Although the symptoms amounted to the same thing – the lack of interest in or inability to have sex – the causes were unknown. Pfizer was already trying its blockbuster treatment for male sexual dysfunction, Viagra, on women, but so far the studies showed that, though it increased genital blood flow in some women and, therefore, made intercourse possible, it did little to their levels of desire. Women, it seemed, needed more than an increase of blood flow to the vaginal walls to excite them.

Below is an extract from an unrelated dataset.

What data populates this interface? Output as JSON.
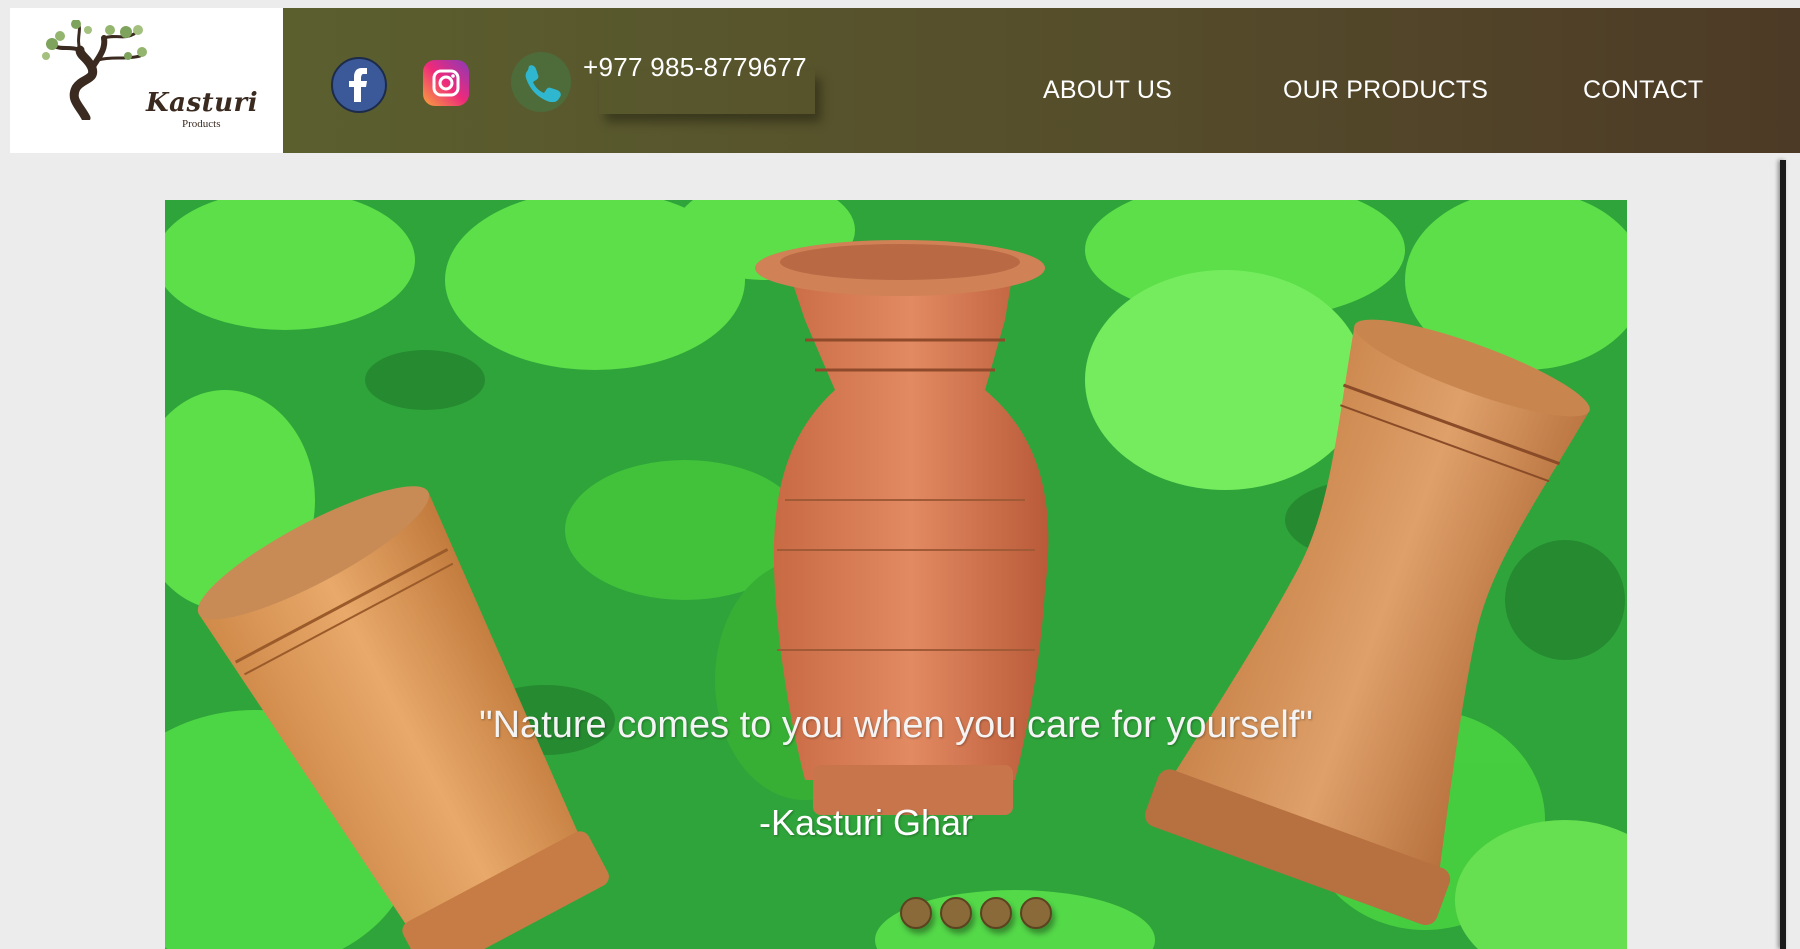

Companies sought and failed to obtain Food and Drug Administration (FDA) approval with Flibanserin, an anti-depressant remarketed as an FSD treatment, but with side effects including fainting, fatigue and depression, its risks and benefits were considered unacceptable; a transdermal testosterone patch withdrawn due to concerns over its safety data; and Libigel, a testosterone gel that failed to outperform its placebo.
To date there are only two treatments for FSD that have received FDA approval: Premarin, a vaginal cream for postmenopausal women manufactured from conjugated estrogens isolated from pregnant mares’ urine by Wyeth Pharmaceuticals (owned by Pfizer since January 2009) with warnings regarding stroke, coronary heart disease, venous thromboembolism, and endometrial cancer; and the eros clitoral stimulator, a small vibrator with the added (useless) bonus of FDA approval.
Other treatments are in various stages of development. Lybrido combines testosterone with a phosphodiesterase inhibitor (PDE5), a combination intended to increase sex drive and genital sensitivity; Lybridos combines testosterone and buspirone to treat women who FSD and sexual inhibition, the former intended to increase sex drive and the latter to lower inhibition; both are taken sublingually. LibiGel is a testosterone gel intended for postmenopausal women; Tefina is a nasal testosterone spray intended to provide women with orgasmic disorder an on-demand treatment; Alprostadil (Femprox) is a vasodilatory vaginal cream; Apomorphine is an oral treatment for arousal disorder; Bremelanotide is being tested as a subcutaneous treatment for premenopausal women after development as a nasal spray was stopped due to adverse effects on blood pressure; Intravaginal Dehydroepiandrosterone (DHEA) suppositories are being investigated for the treatment of vulvovaginal atrophic changes and possible effects on hypoactive sexual disorder; Ospemifeme is a novel estrogen agonist and antagonist being investigated as a treatment for painful intercourse; and the Viveve Procedure is a monopolar radiofrequency thermal therapy designed to tighten the vaginal walls after childbirth. How close any of these treatments will come to providing a treatment for FSD or gaining FDA approval remains to be seen. So far, the strength of the efficacy data varies.
There are a number of issues surrounding the emergence of FSD and the attendant rush by pharmaceutical companies to find a treatment: diagnostic procedure, company motivation, clinician financial interests, and the origins of the condition as a disorder, to name a few. The area on which I intend to focus is the concept of objectivity in the treatment of the condition.
Having decided that women required more than physiological assistance to aid them with sexual problems, the notion of desire was introduced into the study and treatment process. (This contrasted with the treatment of men who, it was assumed, suffered no lack of desire – only anatomical malfunction.)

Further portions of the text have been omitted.